Submitted to: Agronomy Journal
Publication Type: Peer Reviewed Journal
Publication Acceptance Date: July 19, 1996
Publication Date: N/A
Interpretive Summary: The evolution of new technology, including variable rate chemical applicators and geographic positioning equipment have spawned a revolution in how farmers are managing their fields. No longer do fertilizer and pesticides need to be applied uniformly across a field, but now may be varied to match the soil potential as the soil type varies across the field. Success of this method of precision farming depends on being able to set application rates in a rational way. Many proponents are using yield mapping to provide the needed spatial information on input requirements. Unfortunately, little information is available on how variable yields are across fields, what patterns of yield can be expected, and how consistent these patterns are from year to year. In this study we found that non-irrigated corn and soybean yield varies across a field, but that the yield pattern is not the same each year. While the yield pattern does not seem to be affected by whether corn or soybean is grown, the overall rainfall during the growing season does affect the strength of the spatial pattern. This information is important to those trying to use yield patterns for making chemical applications for precision farming. Our study indicates that several years (perhaps more than 6) are needed before a clear pattern of yield potential can be determined.
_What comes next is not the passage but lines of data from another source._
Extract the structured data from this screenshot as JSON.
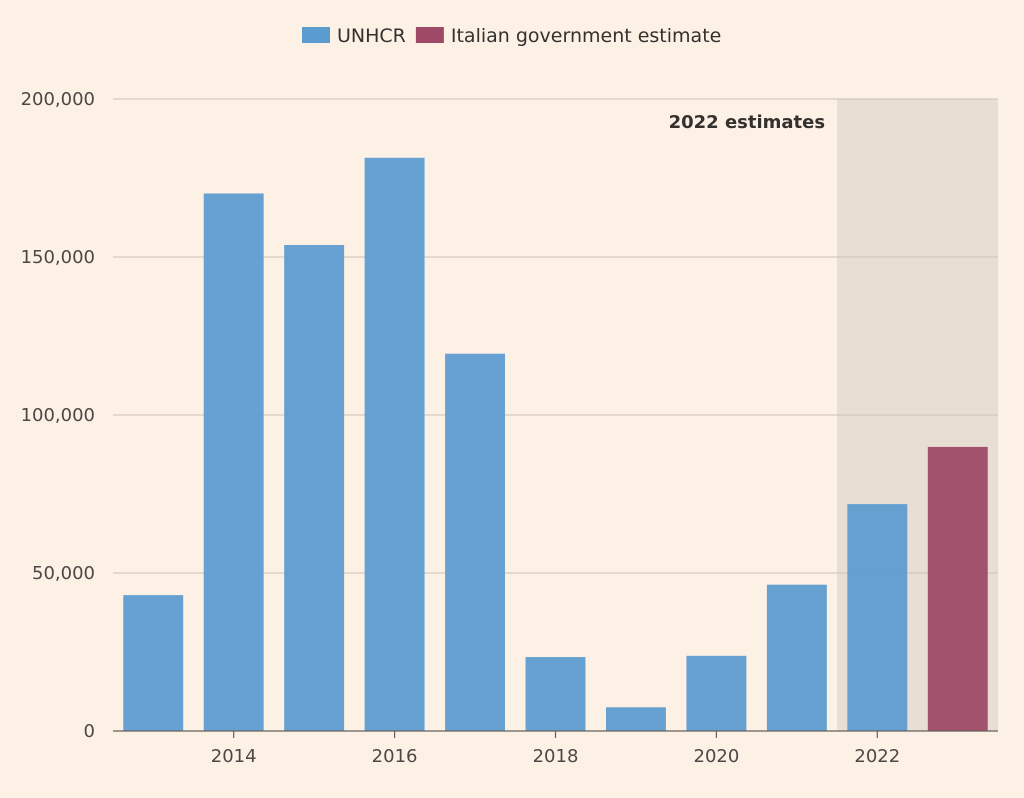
{
  "chart_data": {
    "type": "bar",
    "title": "",
    "xlabel": "",
    "ylabel": "",
    "x": [
      2013,
      2014,
      2015,
      2016,
      2017,
      2018,
      2019,
      2020,
      2021,
      2022,
      2023
    ],
    "x_tick_labels": [
      "2014",
      "2016",
      "2018",
      "2020",
      "2022"
    ],
    "y_tick_labels": [
      "0",
      "50,000",
      "100,000",
      "150,000",
      "200,000"
    ],
    "ylim": [
      0,
      200000
    ],
    "grid": true,
    "legend_position": "top-center",
    "series": [
      {
        "name": "UNHCR",
        "color": "#5a9bd0",
        "points": [
          {
            "x": 2013,
            "y": 43000
          },
          {
            "x": 2014,
            "y": 170100
          },
          {
            "x": 2015,
            "y": 153800
          },
          {
            "x": 2016,
            "y": 181400
          },
          {
            "x": 2017,
            "y": 119400
          },
          {
            "x": 2018,
            "y": 23400
          },
          {
            "x": 2019,
            "y": 7500
          },
          {
            "x": 2020,
            "y": 23800
          },
          {
            "x": 2021,
            "y": 46300
          },
          {
            "x": 2022,
            "y": 71800
          }
        ]
      },
      {
        "name": "Italian government estimate",
        "color": "#9e4a66",
        "points": [
          {
            "x": 2023,
            "y": 89900
          }
        ]
      }
    ],
    "annotations": [
      {
        "text": "2022 estimates",
        "shaded_from": 2022,
        "shaded_to": 2023
      }
    ],
    "shade_color": "#e9ded3"
  }
}
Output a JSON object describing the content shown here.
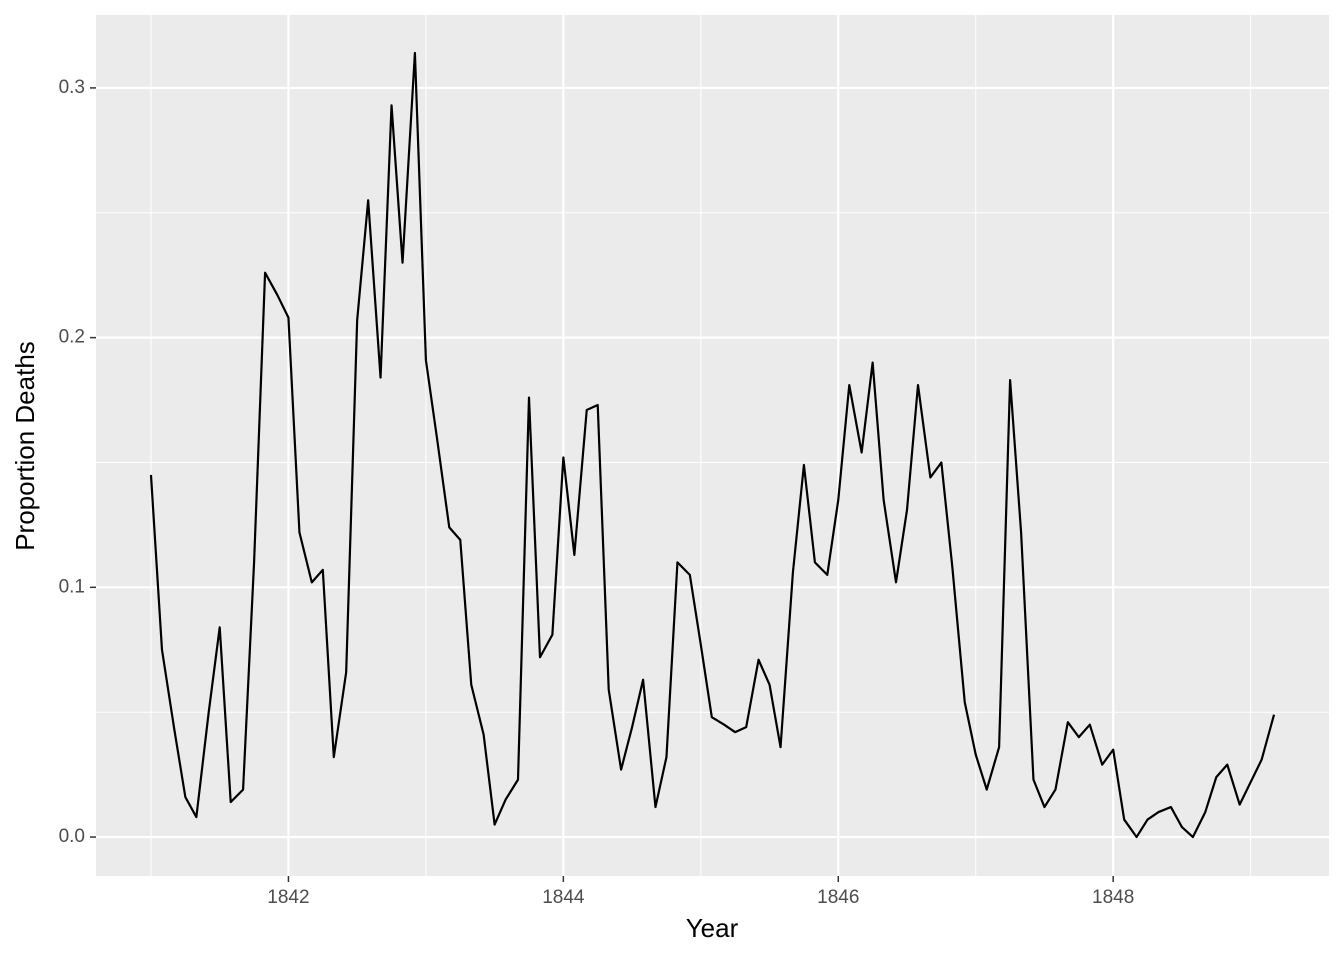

Little is known about either the spatial structure of yield in typical fields or of the temporal stability of these structures. We investigated the spatial structure of 6 years of grain yield in a 16 ha field. We measured yield each year at 224 locations on an 8 x 24 grid using plot combines. The field was planted to corn (Zea mays L.) and soybean [Glycine max (L) Merr.] in a two-year rotation. Coefficients of variation for yields ranged from 11.7 to 32.5% and were not correlated with crop although standard deviations for corn were consistently larger than for soybean. Correlations among yields from different years ranged from 0.543 to -0.234 and were not consistently higher for consecutive years nor between just corn years or soybean years. Trend surfaces of the large-scale spatial variability were constructed for each year by median polishing of the yield data. The trend surfaces were different each year although several years shared similar features. Overall the trend surfaces accounted for about 25% of the overall yield variance. Small-scale spatial structure was examined by computing variograms of the yield residuals after subtracting the trends and fitting the variograms with a spherical model. Variograms showed strong spatial structure of the yield residuals with no nugget and correlation ranges approaching 150 m. Variograms differed from year to year and were not related to the crop being grown. However, the range was significantly correlated to precipitation - increasing with increasing total growing-season rainfall. Thus yield varied over space, creating patterns that vary over time due to differences in yearly climate. Long-term monitoring of yield will be necessary to understand these patterns.